Over the past decade, target-date funds have grown to account for about 20 percent of the assets in defined contribution plans. By some estimates, that figure could double by 2018. That makes figuring out how to thrive alongside target-date funds one of the most important challenges facing the stable value industry.
It also was the headline topic in October when seven leaders from the stable value industry participated in a roundtable discussion of the industry’s challenges and opportunities during the 2014 SVIA Fall Forum. Participants in the discussion included Mark Auriemma, vice president, State Street Bank & Trust Co.; LeAnn Bickel, head of stable value contract administration, Invesco Advisors; Nick Gage, senior director, Galliard Capital Management; Susan Graef, principal, portfolio manager and head of the stable value management team, Vanguard Group; Aruna Hobbs, senior managing director, investments, for MassMutual; Mike Sipper, director, stable value investments, New York Life Investment Management; and Gary Ward, senior vice president and head of stable value, Prudential Retirement.
It will be important for stable value funds to become a part of the target-date landscape, was the panelist consensus. While stable value funds can’t be incorporated into retail target-date funds that are structured as mutual funds and invest only in other mutual funds, they can be a component of custom target-date funds that larger plan sponsors build from their own core investment options. Many larger retirement plan sponsors have already built such funds. Bickel noted that her firm has a number of 529 college savings plans on its client roster, and they, too, offer stable value funds as investment options.
Galliard’s Gage noted that about 15 percent of his firm’s separate account clients already offer a custom balanced fund or target-date fund, and roughly half offer a managed account program. As those investment options become more popular, he said, they’ll capture even more of plan participants’ contributions to their retirement accounts. “That’s why we’re working with stable value issuers and our clients to make sure they utilize stable value within those products, so we are capturing those new dollars,” he said.
Ward said Prudential Retirement sees target-date funds as a “huge opportunity” for the stable value industry over the long term as they become more popular not only in defined contribution retirement savings plans but also in other markets, including the 529 college savings plan market and perhaps in international and health savings markets, too.
New York Life agrees, Sipper said. He added that stable value issuers who want to move into the target-date space should do so with their eyes open to the associated risks. Among the factors his firm monitors, he says, are the size of the stable value allocation within custom target-date funds relative to the overall size of the stable value fund in the same plan, and the rebalancing risk associated with a target-date fund. He explained that target-date fund managers periodically rebalance their portfolios to keep them aligned with their asset allocation targets, and if a particular asset class undergoes a period of sharp underperformance the fund manager may need to sell some better-performing assets—perhaps stable value—and reinvest the proceeds into the lagging asset class. Depending upon market conditions, this could be a stress on the stable value fund.
“We’ll also look at the target-date fund and the asset classes involved,” Sipper said. “We’ll look at the ratio of the risky asset classes to the non-risky asset classes. And we’ll look at diversification, not just at the asset-class level but also at the subsector level, to make sure those asset classes are truly diversified.”

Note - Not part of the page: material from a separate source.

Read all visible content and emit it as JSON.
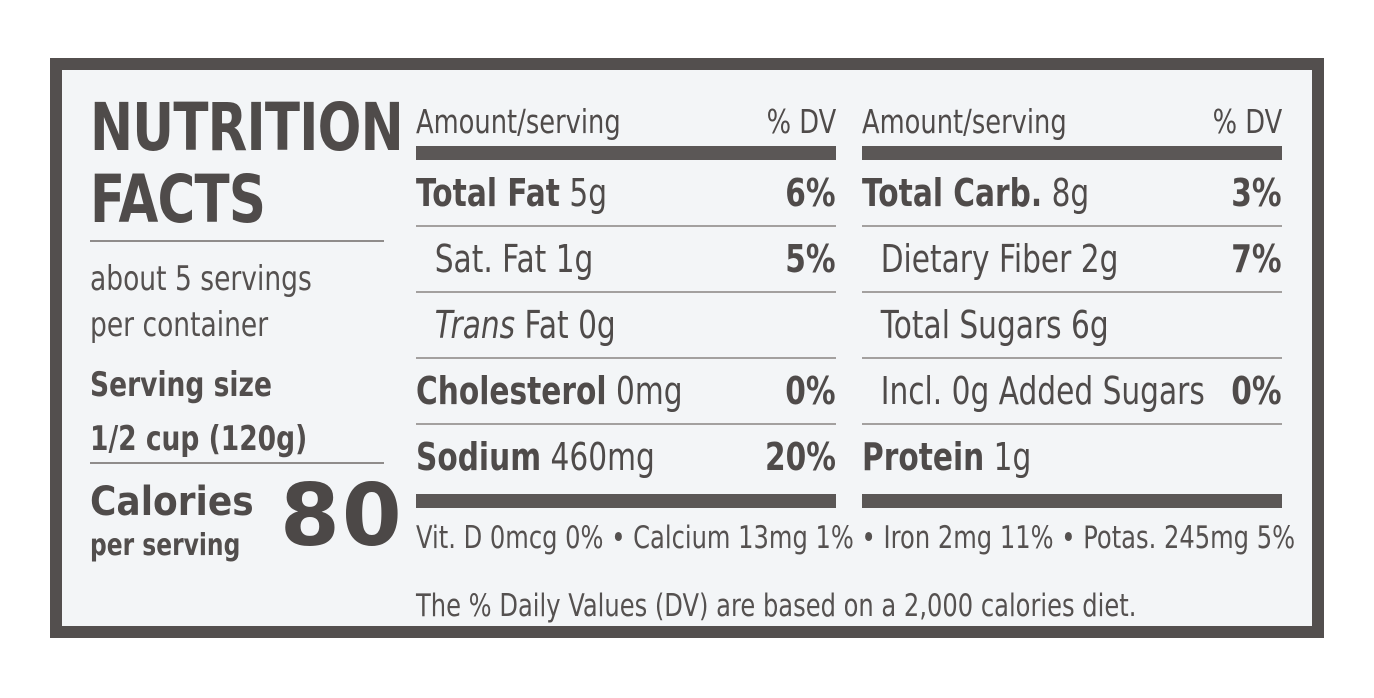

MassMutual’s Hobbs noted that several factors work to mitigate the risks associated with having stable value funds in target-date funds. Rebalancing risk is offset in part, she said, by the fact that a target-date fund by nature is always moving over time toward a more conservative asset mix. She also noted that during periods when equity markets are going up, target-date funds do not experience a high volume of outgoing transfers the way a stand-alone stable value fund might.
Hobbs also noted that target-date funds don’t come with any type of principal protection, and asked what issues if any that presents. Sipper said that because adding a stable value component to a target-date fund might mitigate some of its volatility, it could help investors stick with their investments during periods of market turmoil. Ward said it is incumbent upon stable value providers to articulate their product’s impact on volatility in target-date funds.
The panelists generally agreed that it would be good if the stable value industry can devise a relatively simple and standard way to manage rebalancing risk within target-date funds so that their product remains palatable to wrap issuers and target-date managers. “We don’t want to over-engineer the process,” said State Street’s Auriemma.
The panelists also weighed in on whether they are seeing some impact from the new rules for money market mutual funds, which among other things allow non-government funds to impose redemption fees or temporarily suspend redemptions if their liquid assets fall below 30 percent of their total assets. Bickel said Invesco had not heard from any plan sponsor clients on that topic, perhaps because money market funds have two years to comply with the new rules. She also noted that relatively few of Invesco’s plan sponsor clients offer money market funds to their plan participants. On the other hand, she said, Invesco is talking with its clients about the makeup of the short-term investment funds they maintain within their stable value funds to see how those funds might be impacted by the rule changes.
Prudential, Ward said, is recommending that its plan sponsor clients use the debut of the news rules as an opportunity to reassess their investment lineup and their choice of a capital preservation product for their plans.